Essential insights from Hacker News discussions

Information has been permanently deleted, for small values of permanently

The following themes emerged from the Hacker News discussion:

Enforcement and Efficacy of Data Deletion Laws

A central theme is the perceived lack of effective enforcement and the loopholes that undermine data deletion requests, even under regulations like GDPR. Users expressed skepticism about whether companies truly delete data and whether legal frameworks are sufficient to ensure compliance.

  • "until there's actual enforcement, there isn't the incentive to tell the truth..." - therobot24
  • "GDPR can only be enforced by regulators. The bar for a valid complaint is quite high, and a company can lie and essentially remove your grounds for said complaint. And even once you do get a valid complaint in, it'll stay in limbo for years." - Nextgrid
  • "the GDPR isn't mentioned, but as one of the more stringent privacy regulation regimes, its 'right to erasure' has all sorts of conditions attached to it where a customer might be told that all of their data has been deleted, but some legally has to be (or can be) stored." - petercooper
  • "No, it's lying. If they say your data has been deleted without a qualifier that some of it remains undeleted (regardless of the reason), that's just a straight-up lie because their statement is factually untrue and they know it." - JohnFen

The Ambiguity of "Deletion" and Corporate Definitions

The discussion highlights how terms like "deleted" and "permanently deleted" are open to broad interpretation by companies, often through legalese in their terms of service. This creates a disconnect between user expectations and corporate practices.

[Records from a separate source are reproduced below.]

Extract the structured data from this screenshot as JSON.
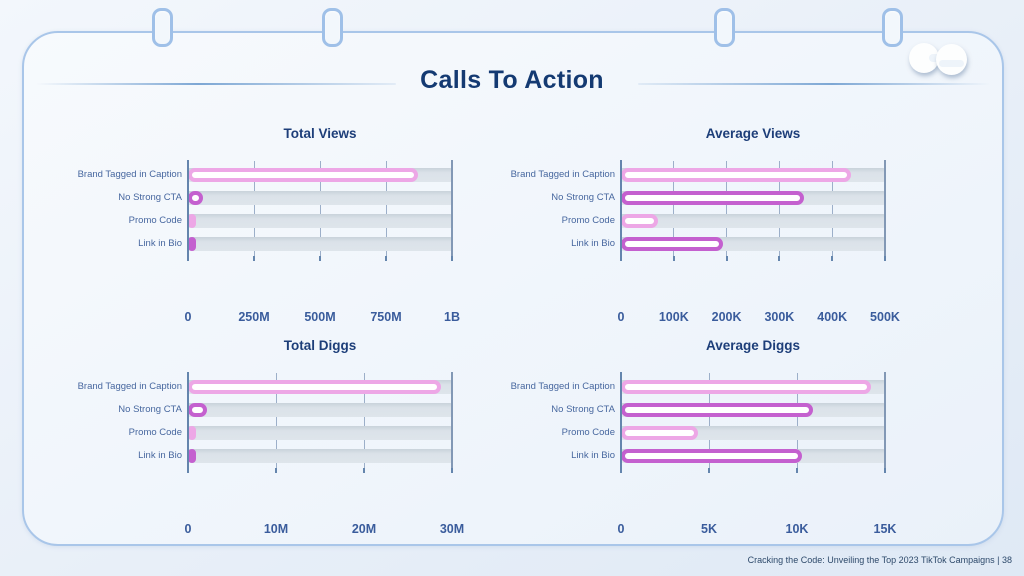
{
  "page": {
    "title": "Calls To Action",
    "footer": "Cracking the Code: Unveiling the Top 2023 TikTok Campaigns |  38"
  },
  "colors": {
    "bar_light_pink": "#eda7e6",
    "bar_magenta": "#c460cf",
    "track_gray": "#dbe2e9",
    "title_navy": "#143a72",
    "chart_title_blue": "#1d3e79",
    "category_label_blue": "#47679f",
    "tick_label_blue": "#3a5c9c",
    "card_border_blue": "#a9c6e9"
  },
  "chart_data": [
    {
      "type": "bar",
      "orientation": "horizontal",
      "title": "Total Views",
      "categories": [
        "Brand Tagged in Caption",
        "No Strong CTA",
        "Promo Code",
        "Link in Bio"
      ],
      "values": [
        870000000,
        55000000,
        10000000,
        16000000
      ],
      "bar_colors": [
        "#eda7e6",
        "#c460cf",
        "#eda7e6",
        "#c460cf"
      ],
      "xlim": [
        0,
        1000000000
      ],
      "xticks": [
        "0",
        "250M",
        "500M",
        "750M",
        "1B"
      ],
      "grid": true,
      "legend": false
    },
    {
      "type": "bar",
      "orientation": "horizontal",
      "title": "Average Views",
      "categories": [
        "Brand Tagged in Caption",
        "No Strong CTA",
        "Promo Code",
        "Link in Bio"
      ],
      "values": [
        435000,
        347000,
        71000,
        193000
      ],
      "bar_colors": [
        "#eda7e6",
        "#c460cf",
        "#eda7e6",
        "#c460cf"
      ],
      "xlim": [
        0,
        500000
      ],
      "xticks": [
        "0",
        "100K",
        "200K",
        "300K",
        "400K",
        "500K"
      ],
      "grid": true,
      "legend": false
    },
    {
      "type": "bar",
      "orientation": "horizontal",
      "title": "Total Diggs",
      "categories": [
        "Brand Tagged in Caption",
        "No Strong CTA",
        "Promo Code",
        "Link in Bio"
      ],
      "values": [
        28700000,
        2200000,
        400000,
        800000
      ],
      "bar_colors": [
        "#eda7e6",
        "#c460cf",
        "#eda7e6",
        "#c460cf"
      ],
      "xlim": [
        0,
        30000000
      ],
      "xticks": [
        "0",
        "10M",
        "20M",
        "30M"
      ],
      "grid": true,
      "legend": false
    },
    {
      "type": "bar",
      "orientation": "horizontal",
      "title": "Average Diggs",
      "categories": [
        "Brand Tagged in Caption",
        "No Strong CTA",
        "Promo Code",
        "Link in Bio"
      ],
      "values": [
        14200,
        10900,
        4400,
        10300
      ],
      "bar_colors": [
        "#eda7e6",
        "#c460cf",
        "#eda7e6",
        "#c460cf"
      ],
      "xlim": [
        0,
        15000
      ],
      "xticks": [
        "0",
        "5K",
        "10K",
        "15K"
      ],
      "grid": true,
      "legend": false
    }
  ]
}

  • "*For definitions of “your”, “information”, “permanently” and “deleted”, please refer to one of the dense, poorly worded contracts you implicitly agreed to when you thought about our site." - clickety_clack
  • "It's probably in the Privacy Policy they just emailed about." - codeplea
  • "It's less “poorly worded” than finely tuned legalese that gives the company carte blanche." - tempodox
  • "These definitions are subject to not just variance from their common meaning but also unilateral change without notice." - reverendsteveii
  • "petercooper: It's semantics, but one man's "lying" is another man's pragmatic, non-legalese customer-facing wording."
  • "JohnFen: No, it's lying. If they say your data has been deleted without a qualifier that some of it remains undeleted (regardless of the reason), that's just a straight-up lie because their statement is factually untrue and they know it."

Technical Challenges of Data Deletion and Backups

Participants delved into the technical complexities of ensuring data is truly erased, particularly concerning backups and distributed systems. The practicalities of scrubbing data from all backup media were a recurring point of concern.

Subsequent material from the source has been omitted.